On page 223, the book reads, “Katherine organized herself immediately at her desk, growing phone-book-thick stacks of data a number at a time…She worked through every minute of what was programmed to be a three-orbit mission….At the end of the task, every number in the stack of papers she produced matched the (mechanical) computer’s output…The pressure might have buckled a lesser individual, but no one was more up to the task than Katherine Johnson.
“God speed, John Glenn,” and he got into space and safely back down thanks in part to Katherine Johnson, the human computer. Nowadays she is called a “retired NASA mathematician” and she is 100 years old and she has written her autobiography. Atheneum Books for Young Readers is bringing out her story, Reaching for the Moon. It is for middle readers. It is now in the Junior Biography Section of the Pine Bush Area Public Library.
Back to Hidden Figures. It’s not all “God speed.” The book starts in 1943 at the Langley Memorial Aeronautical Laboratory, in Hampton, Virginia. The black women joined the West Computers. White women joined the East Computers. Then there’s the cafeteria, which was segregated. “Most groups sat together out of habit. For the West Computers, it was by mandate. A white cardboard sign on a table in the back of the cafeteria beckoned them, its crisply stenciled black letters spelling out the lunchroom hierarchy: COLORED COMPUTERS.
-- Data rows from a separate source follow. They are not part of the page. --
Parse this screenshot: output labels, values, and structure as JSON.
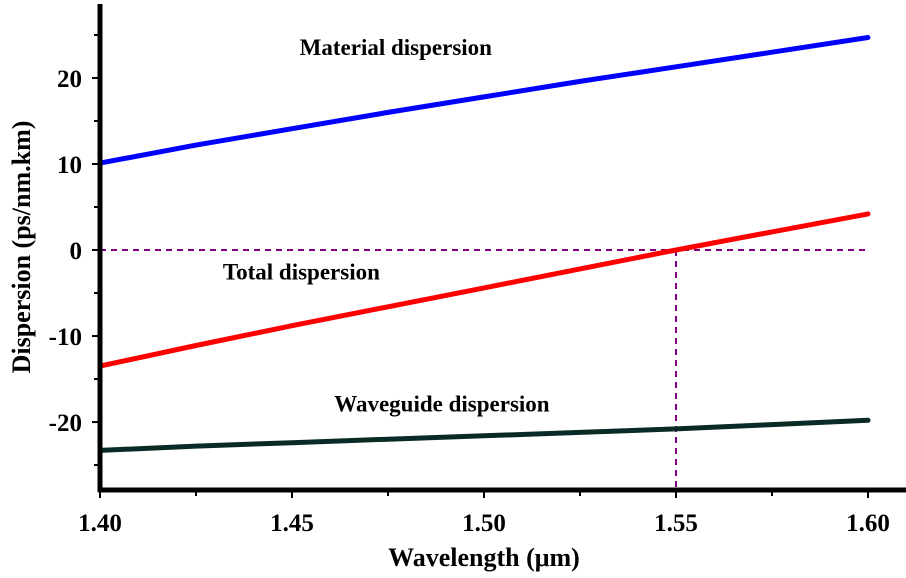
{
  "chart_data": {
    "type": "line",
    "title": "",
    "xlabel": "Wavelength (μm)",
    "ylabel": "Dispersion (ps/nm.km)",
    "xlim": [
      1.4,
      1.6
    ],
    "ylim": [
      -27.9,
      28.6
    ],
    "grid": false,
    "legend": "none (inline curve annotations)",
    "x_ticks": [
      {
        "value": 1.4,
        "label": "1.40"
      },
      {
        "value": 1.45,
        "label": "1.45"
      },
      {
        "value": 1.5,
        "label": "1.50"
      },
      {
        "value": 1.55,
        "label": "1.55"
      },
      {
        "value": 1.6,
        "label": "1.60"
      }
    ],
    "x_minor_ticks": [
      1.425,
      1.475,
      1.525,
      1.575
    ],
    "y_ticks": [
      {
        "value": 20,
        "label": "20"
      },
      {
        "value": 10,
        "label": "10"
      },
      {
        "value": 0,
        "label": "0"
      },
      {
        "value": -10,
        "label": "-10"
      },
      {
        "value": -20,
        "label": "-20"
      }
    ],
    "y_minor_ticks": [
      25,
      15,
      5,
      -5,
      -15,
      -25
    ],
    "x": [
      1.4,
      1.425,
      1.45,
      1.475,
      1.5,
      1.525,
      1.55,
      1.575,
      1.6
    ],
    "series": [
      {
        "name": "Material dispersion",
        "color": "#0000ff",
        "values": [
          10.1,
          12.2,
          14.1,
          16.0,
          17.8,
          19.6,
          21.3,
          23.0,
          24.7
        ]
      },
      {
        "name": "Total dispersion",
        "color": "#ff0000",
        "values": [
          -13.5,
          -11.1,
          -8.8,
          -6.6,
          -4.4,
          -2.2,
          0.0,
          2.1,
          4.2
        ]
      },
      {
        "name": "Waveguide dispersion",
        "color": "#0a2a26",
        "values": [
          -23.3,
          -22.8,
          -22.4,
          -22.0,
          -21.6,
          -21.2,
          -20.8,
          -20.3,
          -19.8
        ]
      }
    ],
    "annotations": [
      {
        "text": "Material dispersion",
        "x": 1.452,
        "y": 22.7
      },
      {
        "text": "Total dispersion",
        "x": 1.432,
        "y": -3.4
      },
      {
        "text": "Waveguide dispersion",
        "x": 1.461,
        "y": -18.8
      }
    ],
    "reference_lines": [
      {
        "type": "horizontal",
        "y": 0,
        "x_from": 1.4,
        "x_to": 1.6,
        "color": "#800080",
        "style": "dashed"
      },
      {
        "type": "vertical",
        "x": 1.55,
        "y_from": -27.9,
        "y_to": 0,
        "color": "#800080",
        "style": "dashed"
      }
    ]
  }
}
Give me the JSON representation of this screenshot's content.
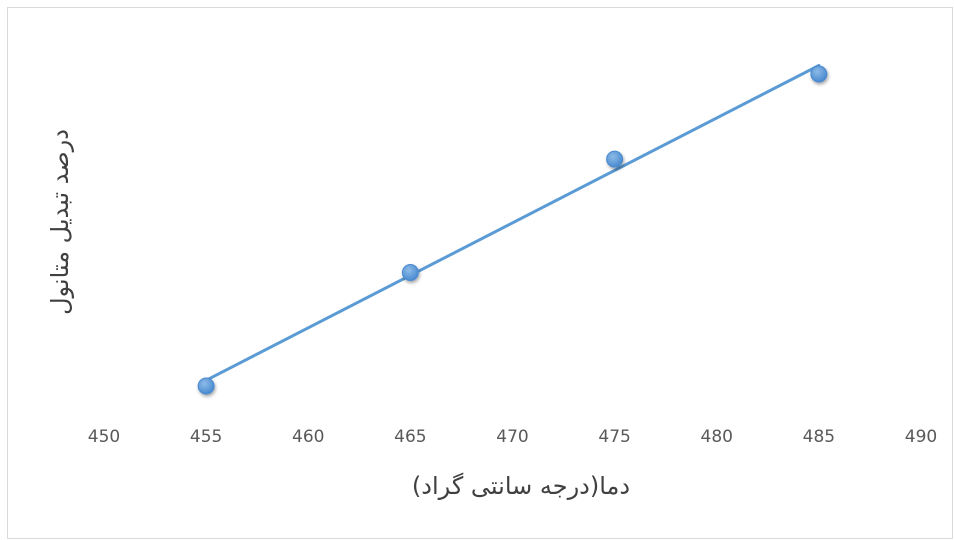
{
  "chart_data": {
    "type": "scatter",
    "title": "",
    "xlabel": "دما(درجه سانتی گراد)",
    "ylabel": "درصد تبدیل متانول",
    "xlim": [
      450,
      490
    ],
    "x_ticks": [
      "450",
      "455",
      "460",
      "465",
      "470",
      "475",
      "480",
      "485",
      "490"
    ],
    "grid": false,
    "legend": "none",
    "series": [
      {
        "x": [
          455,
          465,
          475,
          485
        ],
        "y": [
          1.0,
          2.2,
          3.4,
          4.3
        ],
        "color": "#5b9bd5",
        "marker": "circle",
        "trendline": "linear"
      }
    ]
  }
}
This is a book I can’t do justice to in a review. There is so much more to it than I can tell you about. Many different people and many situations make it a dense and strong book. Margot Lee Shetterly has moved heaven and earth to write about the black women and their families in the space program. And she says that she has not been able to cover everything that she had intended. So you must read this book for yourself, to get the true measure of it. Find it in the non-fiction section in Adult Services in the Pine Bush Area Public Library. And look in Chapter Twenty-Three, “To Boldly Go” for the conversation between the actress Nichelle Nichols (Lieutenant Uhura of Star Trek) and Martin Luther King, Jr. She was thinking of leaving the show in 1967. Dr. King convinced her to stay. “You can’t leave the show,” King said to Nichols. “We are there because you are there.” There—in the future on a starship which had no signs in its cafeteria about who could sit where.